Ulf Sandmark sprach bei einem dänisch-schwedischen Onlineseminar (Video) des Schiller-Instituts am 25.5. :"Wir brauchen eine neue Sicherheits- und Entwicklungsarchitektur, keine Stärkung geopolitischer Blöcke". Er ist Vorsitzender des schwedischen Schiller-Instituts.

Hier die deutsche Übersetzung seiner Rede: 

Ich werde versuchen, die Frage zu beantworten: "Warum sollten Schweden und Finnland nicht der Nato beitreten?"

Die Anträge auf Beitritt zur Nato waren in der Tat unnötig, leichtsinnig und unsinnig. Es waren unnötige Anträge, weil es keine Bedrohung für Schweden oder Finnland gab. Russland war an anderen Fronten beschäftigt, und es bestand keine Absicht, unsere Länder anzugreifen.

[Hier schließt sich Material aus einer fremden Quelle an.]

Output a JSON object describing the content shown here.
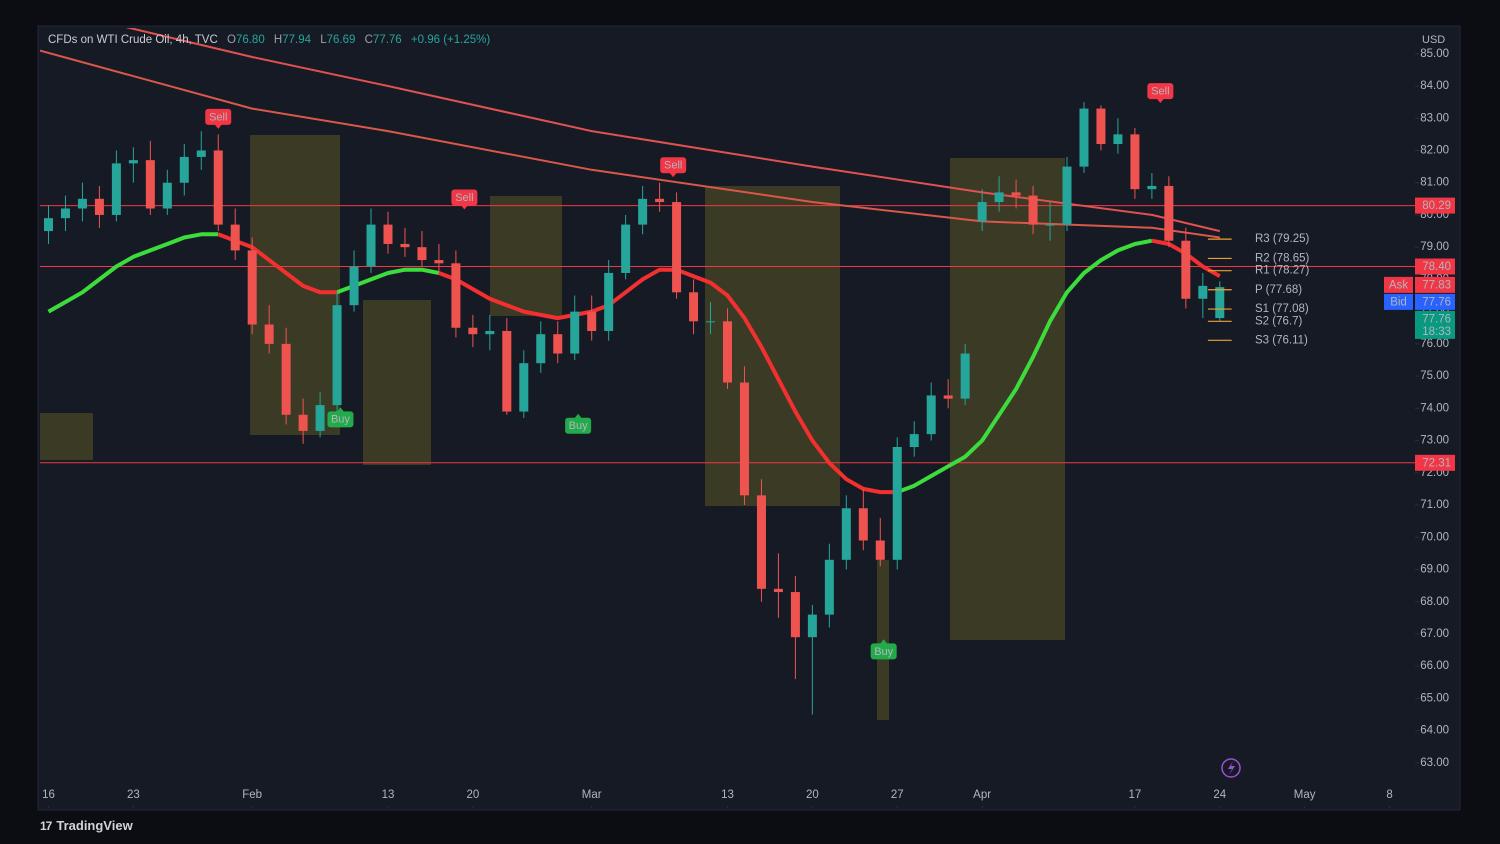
{
  "chart_data": {
    "type": "candlestick",
    "legend": {
      "symbol": "CFDs on WTI Crude Oil, 4h, TVC",
      "ohlc": [
        {
          "key": "O",
          "value": "76.80"
        },
        {
          "key": "H",
          "value": "77.94"
        },
        {
          "key": "L",
          "value": "76.69"
        },
        {
          "key": "C",
          "value": "77.76"
        }
      ],
      "change": "+0.96 (+1.25%)"
    },
    "currency": "USD",
    "brand": "TradingView",
    "up_color": "#26a69a",
    "down_color": "#ef5350",
    "grid": false,
    "xlim": [
      -0.5,
      80.5
    ],
    "ylim": [
      61.6,
      85.8
    ],
    "xticks": [
      {
        "value": 0,
        "label": "16"
      },
      {
        "value": 5,
        "label": "23"
      },
      {
        "value": 12,
        "label": "Feb"
      },
      {
        "value": 20,
        "label": "13"
      },
      {
        "value": 25,
        "label": "20"
      },
      {
        "value": 32,
        "label": "Mar"
      },
      {
        "value": 40,
        "label": "13"
      },
      {
        "value": 45,
        "label": "20"
      },
      {
        "value": 50,
        "label": "27"
      },
      {
        "value": 55,
        "label": "Apr"
      },
      {
        "value": 64,
        "label": "17"
      },
      {
        "value": 69,
        "label": "24"
      },
      {
        "value": 74,
        "label": "May"
      },
      {
        "value": 79,
        "label": "8"
      }
    ],
    "yticks": [
      {
        "value": 63,
        "label": "63.00"
      },
      {
        "value": 64,
        "label": "64.00"
      },
      {
        "value": 65,
        "label": "65.00"
      },
      {
        "value": 66,
        "label": "66.00"
      },
      {
        "value": 67,
        "label": "67.00"
      },
      {
        "value": 68,
        "label": "68.00"
      },
      {
        "value": 69,
        "label": "69.00"
      },
      {
        "value": 70,
        "label": "70.00"
      },
      {
        "value": 71,
        "label": "71.00"
      },
      {
        "value": 72,
        "label": "72.00"
      },
      {
        "value": 73,
        "label": "73.00"
      },
      {
        "value": 74,
        "label": "74.00"
      },
      {
        "value": 75,
        "label": "75.00"
      },
      {
        "value": 76,
        "label": "76.00"
      },
      {
        "value": 77,
        "label": "77.00"
      },
      {
        "value": 78,
        "label": "78.00"
      },
      {
        "value": 79,
        "label": "79.00"
      },
      {
        "value": 80,
        "label": "80.00"
      },
      {
        "value": 81,
        "label": "81.00"
      },
      {
        "value": 82,
        "label": "82.00"
      },
      {
        "value": 83,
        "label": "83.00"
      },
      {
        "value": 84,
        "label": "84.00"
      },
      {
        "value": 85,
        "label": "85.00"
      }
    ],
    "x": [
      0,
      1,
      2,
      3,
      4,
      5,
      6,
      7,
      8,
      9,
      10,
      11,
      12,
      13,
      14,
      15,
      16,
      17,
      18,
      19,
      20,
      21,
      22,
      23,
      24,
      25,
      26,
      27,
      28,
      29,
      30,
      31,
      32,
      33,
      34,
      35,
      36,
      37,
      38,
      39,
      40,
      41,
      42,
      43,
      44,
      45,
      46,
      47,
      48,
      49,
      50,
      51,
      52,
      53,
      54,
      55,
      56,
      57,
      58,
      59,
      60,
      61,
      62,
      63,
      64,
      65,
      66,
      67,
      68,
      69
    ],
    "open": [
      79.5,
      79.9,
      80.2,
      80.5,
      80.0,
      81.6,
      81.7,
      80.2,
      81.0,
      81.8,
      82.0,
      79.7,
      78.9,
      76.6,
      76.0,
      73.8,
      73.3,
      74.1,
      77.2,
      78.4,
      79.7,
      79.1,
      79.0,
      78.6,
      78.5,
      76.5,
      76.3,
      76.4,
      73.9,
      75.4,
      76.3,
      75.7,
      77.0,
      76.4,
      78.2,
      79.7,
      80.5,
      80.4,
      77.6,
      76.7,
      76.7,
      74.8,
      71.3,
      68.4,
      68.3,
      66.9,
      67.6,
      69.3,
      70.9,
      69.9,
      69.3,
      72.8,
      73.2,
      74.4,
      74.3,
      79.8,
      80.4,
      80.7,
      80.6,
      79.7,
      79.7,
      81.5,
      83.3,
      82.2,
      82.5,
      80.8,
      80.9,
      79.2,
      77.4,
      76.8
    ],
    "high": [
      80.3,
      80.6,
      81.0,
      80.9,
      82.0,
      82.1,
      82.3,
      81.4,
      82.2,
      82.6,
      82.5,
      80.2,
      79.3,
      77.2,
      76.5,
      74.3,
      74.5,
      77.6,
      78.9,
      80.2,
      80.1,
      79.6,
      79.5,
      79.1,
      78.9,
      76.9,
      76.9,
      76.8,
      75.8,
      76.7,
      76.7,
      77.5,
      77.5,
      78.6,
      80.0,
      80.9,
      81.0,
      80.7,
      78.0,
      77.3,
      77.1,
      75.3,
      71.8,
      69.5,
      68.8,
      67.9,
      69.8,
      71.3,
      71.5,
      70.6,
      73.1,
      73.6,
      74.8,
      74.9,
      76.0,
      80.8,
      81.2,
      81.1,
      80.9,
      80.4,
      81.8,
      83.5,
      83.4,
      83.0,
      82.7,
      81.3,
      81.2,
      79.6,
      78.2,
      77.94
    ],
    "low": [
      79.1,
      79.5,
      79.8,
      79.6,
      79.8,
      81.0,
      80.0,
      80.0,
      80.6,
      81.4,
      79.5,
      78.6,
      76.3,
      75.7,
      73.5,
      72.9,
      73.1,
      73.9,
      77.0,
      78.2,
      78.8,
      78.7,
      78.4,
      78.2,
      76.2,
      75.9,
      75.8,
      73.8,
      73.7,
      75.1,
      75.4,
      75.5,
      76.1,
      76.1,
      78.0,
      79.4,
      80.1,
      77.4,
      76.3,
      76.3,
      74.6,
      71.0,
      68.0,
      67.5,
      65.6,
      64.5,
      67.2,
      69.0,
      69.6,
      69.1,
      69.0,
      72.5,
      73.0,
      74.0,
      74.1,
      79.5,
      80.1,
      80.2,
      79.4,
      79.2,
      79.5,
      81.3,
      82.0,
      81.9,
      80.5,
      80.5,
      79.0,
      77.1,
      76.8,
      76.69
    ],
    "close": [
      79.9,
      80.2,
      80.5,
      80.0,
      81.6,
      81.7,
      80.2,
      81.0,
      81.8,
      82.0,
      79.7,
      78.9,
      76.6,
      76.0,
      73.8,
      73.3,
      74.1,
      77.2,
      78.4,
      79.7,
      79.1,
      79.0,
      78.6,
      78.5,
      76.5,
      76.3,
      76.4,
      73.9,
      75.4,
      76.3,
      75.7,
      77.0,
      76.4,
      78.2,
      79.7,
      80.5,
      80.4,
      77.6,
      76.7,
      76.7,
      74.8,
      71.3,
      68.4,
      68.3,
      66.9,
      67.6,
      69.3,
      70.9,
      69.9,
      69.3,
      72.8,
      73.2,
      74.4,
      74.3,
      75.7,
      80.4,
      80.7,
      80.6,
      79.7,
      79.7,
      81.5,
      83.3,
      82.2,
      82.5,
      80.8,
      80.9,
      79.2,
      77.4,
      77.8,
      77.76
    ],
    "overlays": [
      {
        "color": "#e0524f",
        "width": 2,
        "x": [
          0,
          4,
          12,
          20,
          32,
          45,
          55,
          65,
          69
        ],
        "values": [
          86.3,
          85.9,
          84.9,
          84.0,
          82.6,
          81.5,
          80.7,
          80.0,
          79.5
        ]
      },
      {
        "color": "#d9584a",
        "width": 2,
        "x": [
          -0.5,
          12,
          20,
          32,
          45,
          55,
          65,
          69
        ],
        "values": [
          85.1,
          83.3,
          82.6,
          81.4,
          80.4,
          79.8,
          79.6,
          79.3
        ]
      },
      {
        "color": "#3ddc3d",
        "width": 4,
        "values": [
          77.0,
          77.3,
          77.6,
          78.0,
          78.4,
          78.7,
          78.9,
          79.1,
          79.3,
          79.4,
          79.4,
          null,
          null,
          null,
          null,
          null,
          null,
          77.6,
          77.8,
          78.0,
          78.2,
          78.3,
          78.3,
          78.2,
          null,
          null,
          null,
          null,
          null,
          null,
          null,
          null,
          null,
          null,
          null,
          null,
          null,
          null,
          null,
          null,
          null,
          null,
          null,
          null,
          null,
          null,
          null,
          null,
          null,
          null,
          71.4,
          71.6,
          71.9,
          72.2,
          72.5,
          73.0,
          73.8,
          74.6,
          75.6,
          76.7,
          77.6,
          78.2,
          78.6,
          78.9,
          79.1,
          79.2,
          null,
          null,
          null,
          null
        ]
      },
      {
        "color": "#f23030",
        "width": 4,
        "values": [
          null,
          null,
          null,
          null,
          null,
          null,
          null,
          null,
          null,
          null,
          79.4,
          79.2,
          79.0,
          78.6,
          78.2,
          77.8,
          77.6,
          77.6,
          null,
          null,
          null,
          null,
          null,
          78.2,
          78.0,
          77.7,
          77.4,
          77.2,
          77.0,
          76.9,
          76.8,
          76.9,
          77.0,
          77.2,
          77.6,
          78.0,
          78.3,
          78.3,
          78.1,
          77.9,
          77.5,
          76.8,
          75.9,
          74.9,
          73.9,
          73.0,
          72.3,
          71.8,
          71.5,
          71.4,
          71.4,
          null,
          null,
          null,
          null,
          null,
          null,
          null,
          null,
          null,
          null,
          null,
          null,
          null,
          null,
          79.2,
          79.1,
          78.8,
          78.4,
          78.1
        ]
      }
    ],
    "signals": [
      {
        "label": "Sell",
        "x": 10,
        "price": 82.7
      },
      {
        "label": "Sell",
        "x": 24.5,
        "price": 80.2
      },
      {
        "label": "Sell",
        "x": 36.8,
        "price": 81.2
      },
      {
        "label": "Sell",
        "x": 65.5,
        "price": 83.5
      },
      {
        "label": "Buy",
        "x": 17.2,
        "price": 74.0
      },
      {
        "label": "Buy",
        "x": 31.2,
        "price": 73.8
      },
      {
        "label": "Buy",
        "x": 49.2,
        "price": 66.8
      }
    ],
    "pivots": [
      {
        "value": 79.25,
        "label": "R3 (79.25)"
      },
      {
        "value": 78.65,
        "label": "R2 (78.65)"
      },
      {
        "value": 78.27,
        "label": "R1 (78.27)"
      },
      {
        "value": 77.68,
        "label": "P (77.68)"
      },
      {
        "value": 77.08,
        "label": "S1 (77.08)"
      },
      {
        "value": 76.7,
        "label": "S2 (76.7)"
      },
      {
        "value": 76.11,
        "label": "S3 (76.11)"
      }
    ],
    "pivot_color": "#f0a030",
    "price_tags": [
      {
        "value": 80.29,
        "label": "80.29",
        "color": "#f23645",
        "line": true
      },
      {
        "value": 78.4,
        "label": "78.40",
        "color": "#f23645",
        "line": true
      },
      {
        "value": 77.83,
        "label": "77.83",
        "tag": "Ask",
        "color": "#f23645"
      },
      {
        "value": 77.76,
        "label": "77.76",
        "tag": "Bid",
        "color": "#2962ff"
      },
      {
        "value": 77.76,
        "label": "77.76",
        "time": "18:33",
        "color": "#089981"
      },
      {
        "value": 72.31,
        "label": "72.31",
        "color": "#f23645",
        "line": true
      }
    ]
  }
}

Sie waren rücksichtslos, weil sie die Bedrohung Russlands erhöhen und damit gegen den OSZE-Vertrag verstoßen, insbesondere gegen das Prinzip der umfassenden Sicherheit, das besagt, dass man seine Sicherheit nicht auf Kosten der Sicherheit anderer erhöhen darf, wie es auch im UN-Vertrag steht. Es war auch leichtsinnig, weil wir jetzt eine Konfrontationslinie in Nordeuropa aufgebaut haben. Im Kalten Krieg gab es eine sehr starke Konfrontationslinie auf dem Kontinent mit großen Armeen, die sich in Deutschland usw. gegenüberstanden. Jetzt werden wir die gleiche Konfrontationslinie im Norden haben, was ihn zu einem Gebiet der Instabilität macht. Die gesamte Ostsee wird mit einer amerikanischen Politik namens 2A/AD, der "Area Denial"-Politik, blockiert, die jetzt in der schwedischen Royal Academy of War Sciences diskutiert wird.

Die Anträge waren irrsinnig, denn was wir jetzt haben, ist eine absolute, immense nukleare Provokation, möglicherweise eine kubanische Raketenkrise in umgekehrter Form, da Schweden und Finnland so nahe an Russland und vor allem an ihren Basen für die Atom-U-Boote in der Arktis liegen. Schon jetzt dürfen B-52 strategische Bomber in den schwedischen Luftraum eindringen, wie es das Host Nation Agreement mit der Nato vorsieht. Ich möchte Ihnen dieses Bild vom 18. Februar zeigen, auf dem eine US-amerikanische B-52 Stratofortress der Bomber Task Force von schwedischen Kampfflugzeugen über Schweden eskortiert wird. Bei dieser Gelegenheit war nicht nur eine B-52 dabei, sondern zwei. Jede von ihnen kann 12 Tomahawk-Raketen tragen, die mit Atomwaffen bestückt werden können. Das bedeutet, dass diese B-52, die von Großbritannien aus in den schwedischen Luftraum einflogen, vom schwedischen Territorium aus innerhalb von Minuten 24 russische Städte auslöschen konnten. Das war eine gewaltige Provokation. Das war zur selben Zeit, als die ukrainische Armee den Beschuss im Donbass um das Dreißigfache erhöhte.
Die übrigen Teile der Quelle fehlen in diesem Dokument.